I wonder whether I’m becoming more paranoid as Old Age now has me in its grip…

write tests for old or new features?

You have a pile of legacy code that’s hard to modify, hard to test, and never seems to be bug-free. You have some testers who are available to be moved to the front of the flow to write regression tests. Is it more cost-effective to have them write regression tests for current features or for new features? Does the answer depend on aspects of the environment, or the tools available?

I must admit I’ve always tended to favour testing the new stuff; what would you do?

TDD and random numbers in ruby

I’m about to TDD a Ruby class whose behaviour will involve the use of random numbers. I expect the algorithms within the class to evolve as I implement new stories, so I don’t want to design and build a testing mechanism that will be brittle when those changes occur. But before I can write the next example, I need to figure out how to control the random numbers needed by the code under test. Off the top of my head I can think of four options:

  1. One way would be to set a fixed seed just before each test and then simply let the random algorithm do its thing. But for each new behaviour I would need to guess the appropriate seed, which is likely to be time-consuming. Furthermore, the relationship between each magic seed and the specific behaviour tested is likely to be obscure, possibly requiring comments to document it for the future reader. And finally, if the algorithm later evolves in such a way as to consume random numbers in a different order or quantity, the seed may turn out to be inappropriate, leading to broken tests or, worse, tests that pass but which no longer test the planned behaviour.
  2. Alternatively I could redefine Kernel::rand — but that could potentially interfere with stuff I don’t know about elsewhere in the object space.
  3. Within the class under test I could self-encapsulate the call to Kernel::rand, and then override the encapsulating method in a subclass for the tests. But then I’m not testing the class itself.
  4. Finally, I could parameterize the class, passing to it an object that generates random numbers for it. This option appears to give me complete control, without being too brittle or trampling on anyone else in the object space.
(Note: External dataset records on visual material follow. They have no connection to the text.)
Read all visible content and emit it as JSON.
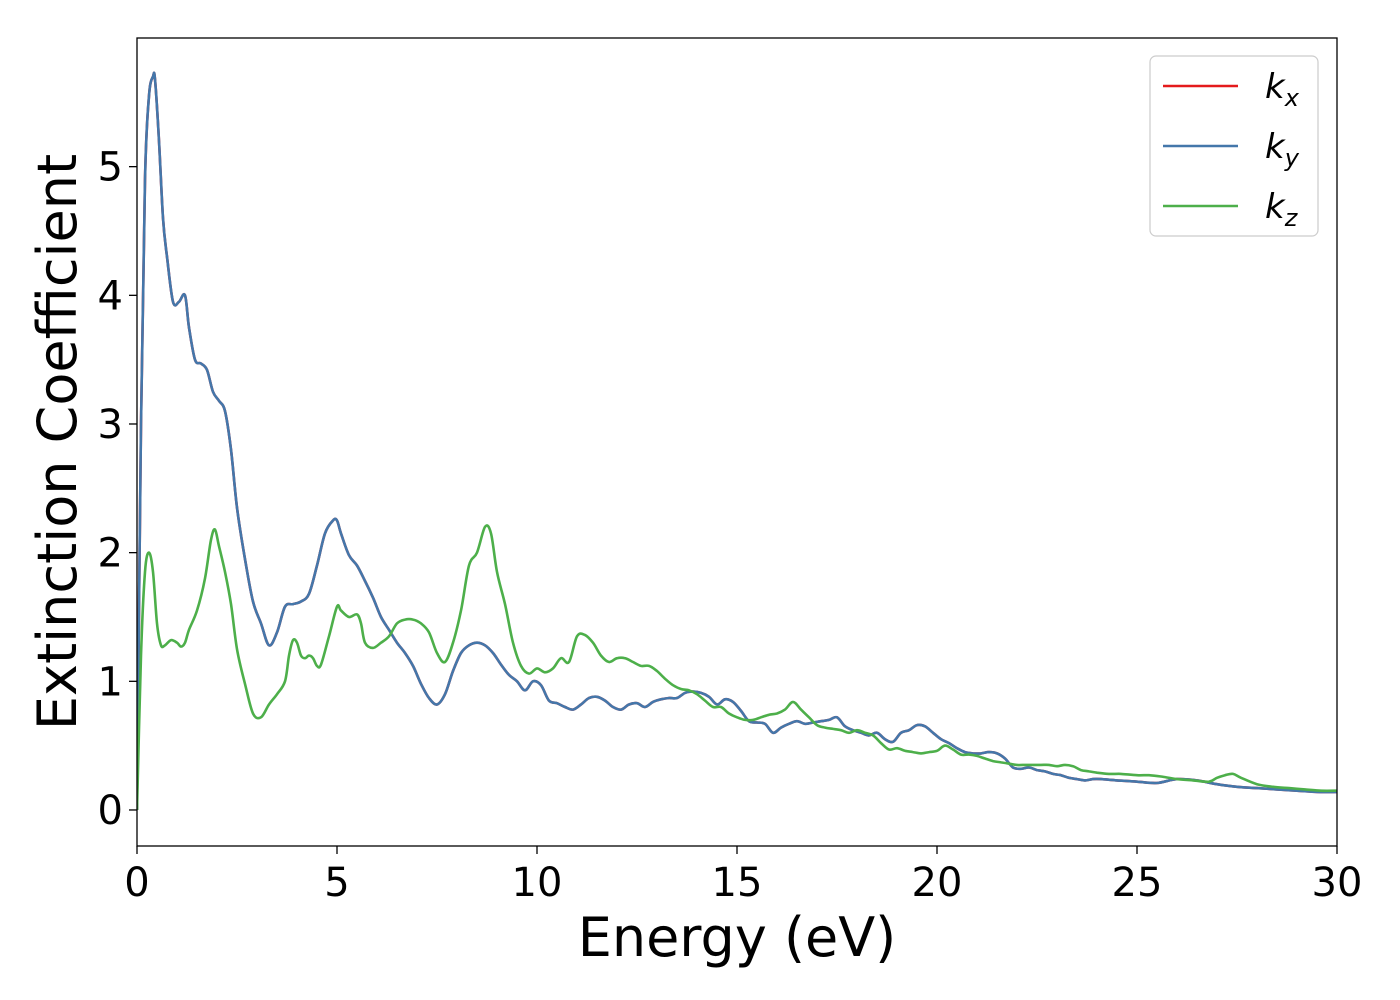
{
  "chart_data": {
    "type": "line",
    "xlabel": "Energy (eV)",
    "ylabel": "Extinction Coefficient",
    "xlim": [
      0,
      30
    ],
    "ylim": [
      -0.28,
      6.0
    ],
    "xticks": [
      "0",
      "5",
      "10",
      "15",
      "20",
      "25",
      "30"
    ],
    "yticks": [
      "0",
      "1",
      "2",
      "3",
      "4",
      "5"
    ],
    "grid": false,
    "legend_position": "top-right",
    "series": [
      {
        "name": "k_x",
        "legend_main": "k",
        "legend_sub": "x",
        "color": "#e41a1c",
        "x": [
          0,
          0.1,
          0.2,
          0.3,
          0.4,
          0.45,
          0.55,
          0.65,
          0.75,
          0.9,
          1.05,
          1.2,
          1.3,
          1.45,
          1.6,
          1.75,
          1.9,
          2.05,
          2.2,
          2.35,
          2.5,
          2.7,
          2.9,
          3.1,
          3.3,
          3.5,
          3.7,
          3.9,
          4.1,
          4.3,
          4.5,
          4.7,
          4.9,
          5.0,
          5.1,
          5.3,
          5.5,
          5.7,
          5.9,
          6.1,
          6.3,
          6.5,
          6.7,
          6.9,
          7.1,
          7.3,
          7.5,
          7.7,
          7.9,
          8.1,
          8.3,
          8.5,
          8.7,
          8.9,
          9.1,
          9.3,
          9.5,
          9.7,
          9.9,
          10.1,
          10.3,
          10.5,
          10.7,
          10.9,
          11.1,
          11.3,
          11.5,
          11.7,
          11.9,
          12.1,
          12.3,
          12.5,
          12.7,
          12.9,
          13.1,
          13.3,
          13.5,
          13.7,
          13.9,
          14.1,
          14.3,
          14.5,
          14.7,
          14.9,
          15.1,
          15.3,
          15.5,
          15.7,
          15.9,
          16.1,
          16.3,
          16.5,
          16.7,
          16.9,
          17.1,
          17.3,
          17.5,
          17.7,
          17.9,
          18.1,
          18.3,
          18.5,
          18.7,
          18.9,
          19.1,
          19.3,
          19.5,
          19.7,
          19.9,
          20.1,
          20.3,
          20.5,
          20.7,
          20.9,
          21.1,
          21.3,
          21.5,
          21.7,
          21.9,
          22.1,
          22.3,
          22.5,
          22.7,
          22.9,
          23.1,
          23.3,
          23.5,
          23.7,
          23.9,
          24.1,
          24.5,
          25.0,
          25.5,
          26.0,
          26.5,
          27.0,
          27.5,
          28.0,
          28.5,
          29.0,
          29.5,
          30.0
        ],
        "values": [
          0.0,
          3.0,
          4.9,
          5.55,
          5.7,
          5.68,
          5.2,
          4.6,
          4.3,
          3.95,
          3.95,
          4.0,
          3.75,
          3.5,
          3.47,
          3.42,
          3.25,
          3.18,
          3.1,
          2.8,
          2.35,
          1.95,
          1.62,
          1.45,
          1.28,
          1.38,
          1.58,
          1.6,
          1.62,
          1.68,
          1.9,
          2.15,
          2.25,
          2.25,
          2.15,
          1.98,
          1.9,
          1.78,
          1.65,
          1.5,
          1.4,
          1.3,
          1.22,
          1.12,
          0.98,
          0.87,
          0.82,
          0.9,
          1.08,
          1.22,
          1.28,
          1.3,
          1.28,
          1.22,
          1.13,
          1.05,
          1.0,
          0.93,
          1.0,
          0.97,
          0.85,
          0.83,
          0.8,
          0.78,
          0.82,
          0.87,
          0.88,
          0.85,
          0.8,
          0.78,
          0.82,
          0.83,
          0.8,
          0.84,
          0.86,
          0.87,
          0.87,
          0.91,
          0.92,
          0.91,
          0.88,
          0.82,
          0.86,
          0.84,
          0.77,
          0.69,
          0.68,
          0.67,
          0.6,
          0.64,
          0.67,
          0.69,
          0.67,
          0.68,
          0.69,
          0.7,
          0.72,
          0.65,
          0.62,
          0.6,
          0.58,
          0.6,
          0.55,
          0.53,
          0.6,
          0.62,
          0.66,
          0.65,
          0.6,
          0.55,
          0.52,
          0.48,
          0.45,
          0.44,
          0.44,
          0.45,
          0.44,
          0.4,
          0.33,
          0.32,
          0.33,
          0.31,
          0.3,
          0.28,
          0.27,
          0.25,
          0.24,
          0.23,
          0.24,
          0.24,
          0.23,
          0.22,
          0.21,
          0.24,
          0.23,
          0.2,
          0.18,
          0.17,
          0.16,
          0.15,
          0.14,
          0.14
        ]
      },
      {
        "name": "k_y",
        "legend_main": "k",
        "legend_sub": "y",
        "color": "#4477aa",
        "x": [
          0,
          0.1,
          0.2,
          0.3,
          0.4,
          0.45,
          0.55,
          0.65,
          0.75,
          0.9,
          1.05,
          1.2,
          1.3,
          1.45,
          1.6,
          1.75,
          1.9,
          2.05,
          2.2,
          2.35,
          2.5,
          2.7,
          2.9,
          3.1,
          3.3,
          3.5,
          3.7,
          3.9,
          4.1,
          4.3,
          4.5,
          4.7,
          4.9,
          5.0,
          5.1,
          5.3,
          5.5,
          5.7,
          5.9,
          6.1,
          6.3,
          6.5,
          6.7,
          6.9,
          7.1,
          7.3,
          7.5,
          7.7,
          7.9,
          8.1,
          8.3,
          8.5,
          8.7,
          8.9,
          9.1,
          9.3,
          9.5,
          9.7,
          9.9,
          10.1,
          10.3,
          10.5,
          10.7,
          10.9,
          11.1,
          11.3,
          11.5,
          11.7,
          11.9,
          12.1,
          12.3,
          12.5,
          12.7,
          12.9,
          13.1,
          13.3,
          13.5,
          13.7,
          13.9,
          14.1,
          14.3,
          14.5,
          14.7,
          14.9,
          15.1,
          15.3,
          15.5,
          15.7,
          15.9,
          16.1,
          16.3,
          16.5,
          16.7,
          16.9,
          17.1,
          17.3,
          17.5,
          17.7,
          17.9,
          18.1,
          18.3,
          18.5,
          18.7,
          18.9,
          19.1,
          19.3,
          19.5,
          19.7,
          19.9,
          20.1,
          20.3,
          20.5,
          20.7,
          20.9,
          21.1,
          21.3,
          21.5,
          21.7,
          21.9,
          22.1,
          22.3,
          22.5,
          22.7,
          22.9,
          23.1,
          23.3,
          23.5,
          23.7,
          23.9,
          24.1,
          24.5,
          25.0,
          25.5,
          26.0,
          26.5,
          27.0,
          27.5,
          28.0,
          28.5,
          29.0,
          29.5,
          30.0
        ],
        "values": [
          0.0,
          3.0,
          4.9,
          5.55,
          5.7,
          5.68,
          5.2,
          4.6,
          4.3,
          3.95,
          3.95,
          4.0,
          3.75,
          3.5,
          3.47,
          3.42,
          3.25,
          3.18,
          3.1,
          2.8,
          2.35,
          1.95,
          1.62,
          1.45,
          1.28,
          1.38,
          1.58,
          1.6,
          1.62,
          1.68,
          1.9,
          2.15,
          2.25,
          2.25,
          2.15,
          1.98,
          1.9,
          1.78,
          1.65,
          1.5,
          1.4,
          1.3,
          1.22,
          1.12,
          0.98,
          0.87,
          0.82,
          0.9,
          1.08,
          1.22,
          1.28,
          1.3,
          1.28,
          1.22,
          1.13,
          1.05,
          1.0,
          0.93,
          1.0,
          0.97,
          0.85,
          0.83,
          0.8,
          0.78,
          0.82,
          0.87,
          0.88,
          0.85,
          0.8,
          0.78,
          0.82,
          0.83,
          0.8,
          0.84,
          0.86,
          0.87,
          0.87,
          0.91,
          0.92,
          0.91,
          0.88,
          0.82,
          0.86,
          0.84,
          0.77,
          0.69,
          0.68,
          0.67,
          0.6,
          0.64,
          0.67,
          0.69,
          0.67,
          0.68,
          0.69,
          0.7,
          0.72,
          0.65,
          0.62,
          0.6,
          0.58,
          0.6,
          0.55,
          0.53,
          0.6,
          0.62,
          0.66,
          0.65,
          0.6,
          0.55,
          0.52,
          0.48,
          0.45,
          0.44,
          0.44,
          0.45,
          0.44,
          0.4,
          0.33,
          0.32,
          0.33,
          0.31,
          0.3,
          0.28,
          0.27,
          0.25,
          0.24,
          0.23,
          0.24,
          0.24,
          0.23,
          0.22,
          0.21,
          0.24,
          0.23,
          0.2,
          0.18,
          0.17,
          0.16,
          0.15,
          0.14,
          0.14
        ]
      },
      {
        "name": "k_z",
        "legend_main": "k",
        "legend_sub": "z",
        "color": "#4daf4a",
        "x": [
          0,
          0.1,
          0.2,
          0.3,
          0.4,
          0.5,
          0.6,
          0.7,
          0.85,
          1.0,
          1.1,
          1.2,
          1.3,
          1.5,
          1.7,
          1.85,
          1.95,
          2.05,
          2.2,
          2.35,
          2.5,
          2.7,
          2.9,
          3.1,
          3.3,
          3.5,
          3.7,
          3.8,
          3.9,
          4.0,
          4.1,
          4.2,
          4.3,
          4.4,
          4.5,
          4.6,
          4.8,
          5.0,
          5.1,
          5.3,
          5.5,
          5.6,
          5.7,
          5.9,
          6.1,
          6.3,
          6.5,
          6.7,
          6.9,
          7.1,
          7.3,
          7.5,
          7.7,
          7.9,
          8.1,
          8.3,
          8.5,
          8.7,
          8.85,
          9.0,
          9.2,
          9.4,
          9.6,
          9.8,
          10.0,
          10.2,
          10.4,
          10.6,
          10.8,
          11.0,
          11.2,
          11.4,
          11.6,
          11.8,
          12.0,
          12.2,
          12.4,
          12.6,
          12.8,
          13.0,
          13.2,
          13.4,
          13.6,
          13.8,
          14.0,
          14.2,
          14.4,
          14.6,
          14.8,
          15.0,
          15.2,
          15.4,
          15.6,
          15.8,
          16.0,
          16.2,
          16.4,
          16.6,
          16.8,
          17.0,
          17.2,
          17.4,
          17.6,
          17.8,
          18.0,
          18.2,
          18.4,
          18.6,
          18.8,
          19.0,
          19.2,
          19.4,
          19.6,
          19.8,
          20.0,
          20.2,
          20.4,
          20.6,
          20.8,
          21.0,
          21.2,
          21.4,
          21.6,
          21.8,
          22.0,
          22.2,
          22.4,
          22.6,
          22.8,
          23.0,
          23.2,
          23.4,
          23.6,
          23.8,
          24.0,
          24.3,
          24.6,
          25.0,
          25.3,
          25.6,
          26.0,
          26.4,
          26.8,
          27.0,
          27.2,
          27.4,
          27.6,
          28.0,
          28.4,
          28.8,
          29.2,
          29.6,
          30.0
        ],
        "values": [
          0.0,
          1.2,
          1.85,
          2.0,
          1.85,
          1.45,
          1.28,
          1.28,
          1.32,
          1.3,
          1.27,
          1.3,
          1.4,
          1.55,
          1.8,
          2.1,
          2.18,
          2.05,
          1.85,
          1.6,
          1.25,
          0.98,
          0.75,
          0.72,
          0.82,
          0.9,
          1.0,
          1.2,
          1.32,
          1.3,
          1.2,
          1.18,
          1.2,
          1.18,
          1.12,
          1.13,
          1.35,
          1.58,
          1.55,
          1.5,
          1.52,
          1.45,
          1.3,
          1.26,
          1.3,
          1.35,
          1.45,
          1.48,
          1.48,
          1.45,
          1.38,
          1.22,
          1.15,
          1.3,
          1.55,
          1.9,
          2.0,
          2.2,
          2.15,
          1.85,
          1.6,
          1.3,
          1.12,
          1.06,
          1.1,
          1.07,
          1.1,
          1.18,
          1.15,
          1.35,
          1.36,
          1.3,
          1.2,
          1.15,
          1.18,
          1.18,
          1.15,
          1.12,
          1.12,
          1.08,
          1.02,
          0.97,
          0.94,
          0.93,
          0.9,
          0.85,
          0.8,
          0.8,
          0.75,
          0.72,
          0.7,
          0.7,
          0.72,
          0.74,
          0.75,
          0.78,
          0.84,
          0.78,
          0.72,
          0.66,
          0.64,
          0.63,
          0.62,
          0.6,
          0.62,
          0.6,
          0.58,
          0.52,
          0.47,
          0.48,
          0.46,
          0.45,
          0.44,
          0.45,
          0.46,
          0.5,
          0.47,
          0.43,
          0.43,
          0.42,
          0.4,
          0.38,
          0.37,
          0.36,
          0.35,
          0.35,
          0.35,
          0.35,
          0.35,
          0.34,
          0.35,
          0.34,
          0.31,
          0.3,
          0.29,
          0.28,
          0.28,
          0.27,
          0.27,
          0.26,
          0.24,
          0.23,
          0.22,
          0.25,
          0.27,
          0.28,
          0.25,
          0.2,
          0.18,
          0.17,
          0.16,
          0.15,
          0.15
        ]
      }
    ]
  }
}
So I’ll go with option 4. Right now, though, I’m not sure what interface the randomizer object should provide to the calling class. Looking ahead, I expect I’ll most likely want to select a random item from an array, which means selecting a random integer in the range 0...(array.length). And for this next example all I’ll need is a couple of different randomizers that return 0 or 1 on every request, so I’ll simply pass in a proc:

obj.randomize_using { |ceil| 0 }

And if ever I need to provide a specific sequence of varying random numbers, I can do it like this:

rands = [1, 0, 2]
obj.randomize_using { |ceil| rands.shift || 0 }

Later that same day…

The class I’m developing has evolved quite a lot and split into three. And suddenly, with the most recent change, three of the tests have begun failing. A little investigation reveals that the code is now consuming a random number when it didn’t need to in the past, and so some of my randomizer procs now provide inappropriate values. It turns out that two of the failing examples actually boil down to being a single test of a piece that has now been refactored out into another class; by refactoring the tests to match I can remove the dependency on random numbers altogether. And the last broken test is fixed by providing a randomizer that respects the ceiling passed to it (not an unreasonable request):

obj.randomize_using { |ceil| [2, ceil-1].min }

This works, and I get no more surprises during the session.